The Basque militant group ETA has announced it has “completely dissolved all its structures”, according to a letter sent to Basque institutions and civil society groups.
In the letter, published by Spanish online newspaper eldiario.es on Wednesday, ETA said it acknowledges its responsibility in failing to solve the Basque “political conflict”.
ETA, whose initials stand for “Euskadi ta Askatasuna” – or “Basque Homeland and Freedom” – killed 853 people in its armed campaign to create an independent Basque state in northern Spain and southern France.
Founded in the midst of General Francisco Franco’s regime, the group grabbed global headlines when it killed the dictator’s anointed successor, prime minister Luis Carrero Blanco, in 1973.
The decision, ETA said in the letter, “doesn’t overcome the conflict that the Basque Country maintains with Spain and with France”.
It added: “The Basque Country is now before a new opportunity to finally close the conflict and build a collective future.
“Let’s not repeat the errors, let’s not allow for problems to rot.”
Responding to the announcement, Spanish interior minister Juan Ignacio Zoido vowed to keep investigating unresolved crimes attributed to ETA. He said police will “continue to pursue the terrorists, wherever they may be”.

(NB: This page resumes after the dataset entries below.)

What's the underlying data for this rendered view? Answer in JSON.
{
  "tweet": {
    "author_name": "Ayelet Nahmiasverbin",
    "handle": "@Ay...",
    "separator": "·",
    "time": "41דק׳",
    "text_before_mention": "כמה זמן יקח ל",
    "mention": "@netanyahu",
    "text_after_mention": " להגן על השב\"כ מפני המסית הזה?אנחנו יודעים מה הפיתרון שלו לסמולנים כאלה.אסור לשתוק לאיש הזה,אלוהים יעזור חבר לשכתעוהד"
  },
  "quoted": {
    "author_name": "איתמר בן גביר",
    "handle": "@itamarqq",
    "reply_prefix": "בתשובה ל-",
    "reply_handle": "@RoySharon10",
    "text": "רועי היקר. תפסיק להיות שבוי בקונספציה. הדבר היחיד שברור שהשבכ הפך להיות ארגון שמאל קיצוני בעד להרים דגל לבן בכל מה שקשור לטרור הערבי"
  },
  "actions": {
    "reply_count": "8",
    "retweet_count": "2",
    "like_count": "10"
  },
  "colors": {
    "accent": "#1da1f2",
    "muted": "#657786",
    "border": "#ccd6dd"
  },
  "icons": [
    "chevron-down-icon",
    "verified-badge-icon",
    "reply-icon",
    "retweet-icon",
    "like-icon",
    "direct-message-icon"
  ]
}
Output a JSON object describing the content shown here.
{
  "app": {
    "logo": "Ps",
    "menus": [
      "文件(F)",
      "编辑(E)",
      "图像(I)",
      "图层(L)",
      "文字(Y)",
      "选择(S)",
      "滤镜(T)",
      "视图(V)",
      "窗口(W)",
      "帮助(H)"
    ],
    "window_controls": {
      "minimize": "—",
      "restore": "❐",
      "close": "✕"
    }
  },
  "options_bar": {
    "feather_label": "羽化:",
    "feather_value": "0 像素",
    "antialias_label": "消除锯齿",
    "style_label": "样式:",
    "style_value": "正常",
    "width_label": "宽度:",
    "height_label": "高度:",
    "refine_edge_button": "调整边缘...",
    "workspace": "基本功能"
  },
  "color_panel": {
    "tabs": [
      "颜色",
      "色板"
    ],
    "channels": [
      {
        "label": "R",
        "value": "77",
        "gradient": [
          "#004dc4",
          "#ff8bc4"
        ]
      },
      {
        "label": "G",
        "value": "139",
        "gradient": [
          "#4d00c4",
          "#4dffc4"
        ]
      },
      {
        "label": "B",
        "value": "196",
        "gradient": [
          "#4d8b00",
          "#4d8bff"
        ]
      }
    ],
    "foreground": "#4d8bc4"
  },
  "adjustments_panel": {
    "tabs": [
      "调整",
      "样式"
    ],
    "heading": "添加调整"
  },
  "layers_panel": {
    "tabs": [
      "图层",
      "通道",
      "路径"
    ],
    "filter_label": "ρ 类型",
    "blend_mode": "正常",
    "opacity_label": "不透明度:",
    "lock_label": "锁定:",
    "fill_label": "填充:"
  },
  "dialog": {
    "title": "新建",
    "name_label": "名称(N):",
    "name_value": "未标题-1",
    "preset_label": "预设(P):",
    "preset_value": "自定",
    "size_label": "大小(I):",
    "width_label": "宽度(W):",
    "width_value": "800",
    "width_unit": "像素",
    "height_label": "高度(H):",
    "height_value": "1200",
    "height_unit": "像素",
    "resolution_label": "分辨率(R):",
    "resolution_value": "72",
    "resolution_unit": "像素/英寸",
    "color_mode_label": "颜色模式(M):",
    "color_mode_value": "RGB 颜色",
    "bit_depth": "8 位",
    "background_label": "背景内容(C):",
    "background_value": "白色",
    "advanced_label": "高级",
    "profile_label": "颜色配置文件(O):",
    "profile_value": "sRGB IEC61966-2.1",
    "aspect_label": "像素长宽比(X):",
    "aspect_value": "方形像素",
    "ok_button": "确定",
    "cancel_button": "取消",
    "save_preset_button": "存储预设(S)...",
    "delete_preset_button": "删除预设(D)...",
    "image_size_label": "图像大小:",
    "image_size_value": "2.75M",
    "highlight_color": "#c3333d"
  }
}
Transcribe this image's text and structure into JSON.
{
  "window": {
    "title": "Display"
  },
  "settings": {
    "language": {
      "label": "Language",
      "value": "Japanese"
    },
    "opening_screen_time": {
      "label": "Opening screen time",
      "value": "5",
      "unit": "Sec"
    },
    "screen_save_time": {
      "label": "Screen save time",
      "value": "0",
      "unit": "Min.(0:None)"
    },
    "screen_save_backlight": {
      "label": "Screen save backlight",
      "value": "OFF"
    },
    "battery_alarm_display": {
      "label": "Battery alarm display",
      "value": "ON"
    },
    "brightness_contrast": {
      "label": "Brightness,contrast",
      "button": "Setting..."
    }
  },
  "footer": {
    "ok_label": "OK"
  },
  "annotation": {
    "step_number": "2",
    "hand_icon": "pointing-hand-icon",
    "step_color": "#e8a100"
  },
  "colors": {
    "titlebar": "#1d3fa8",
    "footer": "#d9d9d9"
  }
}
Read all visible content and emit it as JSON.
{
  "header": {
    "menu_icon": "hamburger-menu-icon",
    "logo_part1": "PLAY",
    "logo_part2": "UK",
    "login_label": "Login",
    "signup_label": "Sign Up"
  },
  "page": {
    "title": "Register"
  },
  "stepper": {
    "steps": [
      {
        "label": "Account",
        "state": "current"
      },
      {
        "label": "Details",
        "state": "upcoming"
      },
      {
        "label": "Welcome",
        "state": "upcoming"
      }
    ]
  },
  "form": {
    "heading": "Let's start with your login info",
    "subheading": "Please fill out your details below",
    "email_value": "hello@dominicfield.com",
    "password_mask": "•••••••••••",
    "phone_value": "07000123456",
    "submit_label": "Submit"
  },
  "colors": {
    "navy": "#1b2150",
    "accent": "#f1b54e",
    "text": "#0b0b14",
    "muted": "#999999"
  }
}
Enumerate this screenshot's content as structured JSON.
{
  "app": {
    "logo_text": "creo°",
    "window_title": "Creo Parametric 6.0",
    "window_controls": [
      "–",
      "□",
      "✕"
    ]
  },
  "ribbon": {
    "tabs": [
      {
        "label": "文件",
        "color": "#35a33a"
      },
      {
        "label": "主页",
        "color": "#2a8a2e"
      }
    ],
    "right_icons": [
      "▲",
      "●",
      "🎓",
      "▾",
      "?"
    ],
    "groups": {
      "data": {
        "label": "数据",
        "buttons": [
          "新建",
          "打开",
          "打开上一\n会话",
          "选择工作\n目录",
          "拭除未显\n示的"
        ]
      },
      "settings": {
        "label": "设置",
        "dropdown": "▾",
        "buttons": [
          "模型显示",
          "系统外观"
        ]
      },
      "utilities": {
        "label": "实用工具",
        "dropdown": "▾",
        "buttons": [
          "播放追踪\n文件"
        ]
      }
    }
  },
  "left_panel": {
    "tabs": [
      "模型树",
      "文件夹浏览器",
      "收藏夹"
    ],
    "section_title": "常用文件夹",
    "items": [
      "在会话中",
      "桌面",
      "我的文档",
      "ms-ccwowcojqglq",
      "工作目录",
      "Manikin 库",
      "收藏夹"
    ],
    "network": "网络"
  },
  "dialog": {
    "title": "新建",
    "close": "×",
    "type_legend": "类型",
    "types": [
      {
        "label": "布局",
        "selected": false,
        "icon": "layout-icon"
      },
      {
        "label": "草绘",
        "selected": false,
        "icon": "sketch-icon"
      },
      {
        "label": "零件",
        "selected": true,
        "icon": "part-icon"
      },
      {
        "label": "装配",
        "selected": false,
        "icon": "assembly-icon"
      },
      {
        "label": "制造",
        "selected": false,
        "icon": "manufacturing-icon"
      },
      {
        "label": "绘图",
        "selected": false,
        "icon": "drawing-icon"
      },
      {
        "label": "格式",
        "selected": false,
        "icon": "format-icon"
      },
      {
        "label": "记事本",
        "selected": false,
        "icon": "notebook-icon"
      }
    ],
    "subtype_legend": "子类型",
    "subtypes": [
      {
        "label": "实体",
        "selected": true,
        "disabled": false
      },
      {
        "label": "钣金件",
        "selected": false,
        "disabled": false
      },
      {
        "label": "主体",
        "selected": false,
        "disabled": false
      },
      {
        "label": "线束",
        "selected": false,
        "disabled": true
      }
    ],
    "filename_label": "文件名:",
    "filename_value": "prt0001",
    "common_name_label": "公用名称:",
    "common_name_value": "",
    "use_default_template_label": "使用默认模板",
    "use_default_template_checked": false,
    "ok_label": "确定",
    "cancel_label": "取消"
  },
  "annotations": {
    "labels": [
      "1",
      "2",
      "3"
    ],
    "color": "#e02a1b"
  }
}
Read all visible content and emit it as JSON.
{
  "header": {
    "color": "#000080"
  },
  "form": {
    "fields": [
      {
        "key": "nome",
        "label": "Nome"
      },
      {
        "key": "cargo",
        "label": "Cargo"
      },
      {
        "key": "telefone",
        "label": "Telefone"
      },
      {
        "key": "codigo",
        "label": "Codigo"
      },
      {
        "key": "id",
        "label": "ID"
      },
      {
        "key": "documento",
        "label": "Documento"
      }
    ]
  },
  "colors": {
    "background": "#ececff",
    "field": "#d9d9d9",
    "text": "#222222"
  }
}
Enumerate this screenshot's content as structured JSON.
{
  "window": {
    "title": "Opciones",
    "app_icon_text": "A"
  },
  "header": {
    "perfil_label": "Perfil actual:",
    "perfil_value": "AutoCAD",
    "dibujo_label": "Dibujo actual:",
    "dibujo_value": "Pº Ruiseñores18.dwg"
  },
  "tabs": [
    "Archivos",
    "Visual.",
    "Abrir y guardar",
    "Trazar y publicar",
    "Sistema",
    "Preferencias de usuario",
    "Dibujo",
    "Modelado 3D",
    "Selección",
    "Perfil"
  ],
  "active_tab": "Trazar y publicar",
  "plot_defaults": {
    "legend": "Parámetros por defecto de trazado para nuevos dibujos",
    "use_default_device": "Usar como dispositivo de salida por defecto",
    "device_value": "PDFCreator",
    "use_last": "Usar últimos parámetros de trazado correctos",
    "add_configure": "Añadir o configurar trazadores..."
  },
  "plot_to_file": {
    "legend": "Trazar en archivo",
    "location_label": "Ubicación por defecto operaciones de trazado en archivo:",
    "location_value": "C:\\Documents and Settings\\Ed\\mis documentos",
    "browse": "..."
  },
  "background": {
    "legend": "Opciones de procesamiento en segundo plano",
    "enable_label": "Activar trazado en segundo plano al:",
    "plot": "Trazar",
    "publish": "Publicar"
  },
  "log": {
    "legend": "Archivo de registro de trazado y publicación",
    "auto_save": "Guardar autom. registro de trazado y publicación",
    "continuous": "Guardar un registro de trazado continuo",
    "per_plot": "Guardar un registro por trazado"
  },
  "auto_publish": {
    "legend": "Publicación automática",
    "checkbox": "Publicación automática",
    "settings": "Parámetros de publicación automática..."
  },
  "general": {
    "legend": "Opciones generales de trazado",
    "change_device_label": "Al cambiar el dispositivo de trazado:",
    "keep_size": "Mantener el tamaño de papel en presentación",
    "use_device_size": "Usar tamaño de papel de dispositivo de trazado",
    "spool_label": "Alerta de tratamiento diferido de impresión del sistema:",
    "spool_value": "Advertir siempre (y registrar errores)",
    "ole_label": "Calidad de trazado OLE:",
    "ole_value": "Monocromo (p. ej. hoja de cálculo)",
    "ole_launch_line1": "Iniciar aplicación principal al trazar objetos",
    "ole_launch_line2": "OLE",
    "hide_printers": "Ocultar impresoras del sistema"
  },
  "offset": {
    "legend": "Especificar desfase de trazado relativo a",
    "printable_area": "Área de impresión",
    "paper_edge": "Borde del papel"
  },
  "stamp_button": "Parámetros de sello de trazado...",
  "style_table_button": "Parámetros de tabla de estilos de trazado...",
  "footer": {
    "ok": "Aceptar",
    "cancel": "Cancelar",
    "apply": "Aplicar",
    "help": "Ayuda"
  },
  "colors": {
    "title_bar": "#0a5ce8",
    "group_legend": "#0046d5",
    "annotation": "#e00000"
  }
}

“ETA obtained nothing through its promise to stop killing, and it will obtain nothing by announcing what they call dissolution,” he told reporters.
The group’s bloodiest period came as Spain transitioned from dictatorship to democracy in the early 1980s, targeting not only members of the military and police forces but also politicians, entrepreneurs, civilians and some of its own repentant militants who wanted to leave.
At least 60 other people were also killed at the hands of death squads set up by members of Spain’s security forces.